O vapor úmido da Baía de Guanabara não perdoava o terno de lã fina que Alecsander McClean teimava em vestir. Recém-chegado de Edimburgo, o agente escocês carregava na bagagem o sotaque fechado das Terras Altas e a missão pontual do MI6: rastrear a rota da heroína que saía dos portos escoceses para financiar redes de lavagem de dinheiro no coração da América do Sul.

​Sob a identidade de um investidor de arte britânico fascinado pela bossa nova e pelas artes plásticas, McClean infiltrou-se no circuito bohemian carioca de 1966. Das galerias de Copacabana aos ateliês de Santa Teresa, o escocês logo percebeu que a tinta a óleo escondia números altos demais para meras vendas de quadros. Mas o verdadeiro balcão de negócios não ficava entre quatro paredes; o ápice da operação acontecia sob o confete e a poeira das avenidas.

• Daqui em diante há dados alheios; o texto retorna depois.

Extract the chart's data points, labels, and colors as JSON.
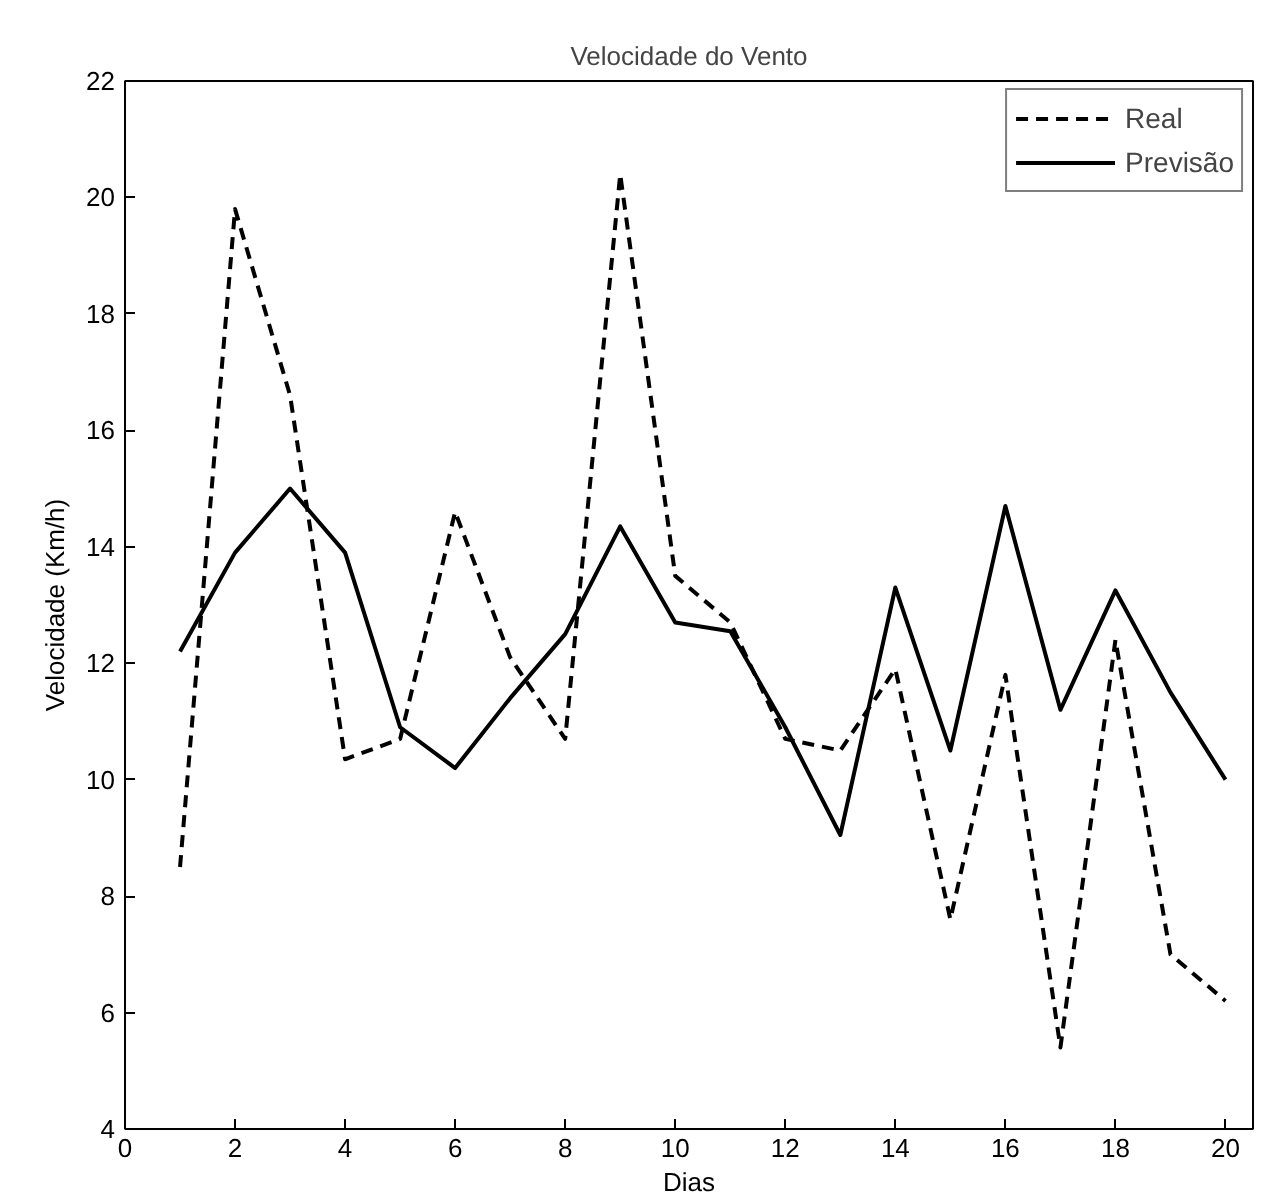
{
  "chart_data": {
    "type": "line",
    "title": "Velocidade do Vento",
    "xlabel": "Dias",
    "ylabel": "Velocidade (Km/h)",
    "x": [
      1,
      2,
      3,
      4,
      5,
      6,
      7,
      8,
      9,
      10,
      11,
      12,
      13,
      14,
      15,
      16,
      17,
      18,
      19,
      20
    ],
    "series": [
      {
        "name": "Real",
        "color": "#000000",
        "line_style": "dashed",
        "values": [
          8.5,
          19.8,
          16.6,
          10.35,
          10.7,
          14.6,
          12.1,
          10.7,
          20.4,
          13.5,
          12.7,
          10.7,
          10.5,
          11.9,
          7.6,
          11.8,
          5.4,
          12.4,
          7.0,
          6.2
        ]
      },
      {
        "name": "Previsão",
        "color": "#000000",
        "line_style": "solid",
        "values": [
          12.2,
          13.9,
          15.0,
          13.9,
          10.9,
          10.2,
          11.4,
          12.5,
          14.35,
          12.7,
          12.55,
          10.9,
          9.05,
          13.3,
          10.5,
          14.7,
          11.2,
          13.25,
          11.5,
          10.0
        ]
      }
    ],
    "xlim": [
      0,
      20.5
    ],
    "xticks": [
      0,
      2,
      4,
      6,
      8,
      10,
      12,
      14,
      16,
      18,
      20
    ],
    "ylim": [
      4,
      22
    ],
    "yticks": [
      4,
      6,
      8,
      10,
      12,
      14,
      16,
      18,
      20,
      22
    ],
    "grid": false,
    "legend": "top right",
    "marker": "none"
  }
}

​No Carnaval, a cidade mudava de escala. Os camarotes da Marquês de Sapucaí e os salões do Hotel Glória eram o epicentro de uma engrenagem voraz. Estrangeiros de todas as partes do mundo desembarcavam no Rio atrás do turismo sexual fácil e da pureza do pó que McClean viera investigar. 

Misturada ao som dos tamborins, a heroína britânica circulava em embalagens sofisticadas, consumida por elites locais e magnatas gringos enquanto a carne se vendia sem pudor nos bastidores da festa.

​A virada de McClean veio na terça-feira de Carnaval, ao interceptar a contabilidade central do esquema escondida num camarote luxuoso. Ali, cercado pelo cheiro de uísque barato, suor e éter, o agente somou os dígitos das propinas que alimentavam desde diplomatas europeus até altos quadros da polícia local. 

A revelação caiu sobre ele como um golpe frio: sexo e droga não eram apenas vícios marginais, mas dois dos maiores motores econômicos do planeta. E naquele cenário onde a corrupção não era um desvio, mas a própria regra do jogo, sua missão moralista parecia um delírio, uma utopia.

Notou que ​lutar sozinho contra aquela maré era tentar secar o mar com o próprio chapéu. Gradativamente, o rigor calvinista do homem do kilt cedeu ao calor claustrofóbico do Rio e jeitinho brasileiro de levar vantagem em tudo.

Em vez de enviar o relatório final a Londres, McClean queimou os arquivos na alvorada da quarta-feira de cinzas. Três meses depois, o agente escocês já não atendia aos chamados da Coroa; tornara-se o principal operador logístico do grupo, garantindo que o dinheiro limpo fluísse de volta à Europa. 

No fim, o investigador virou peça central da engrenagem, dissolvendo sua antiga vida num coquetel definitivo de heroína, prostituição e samba.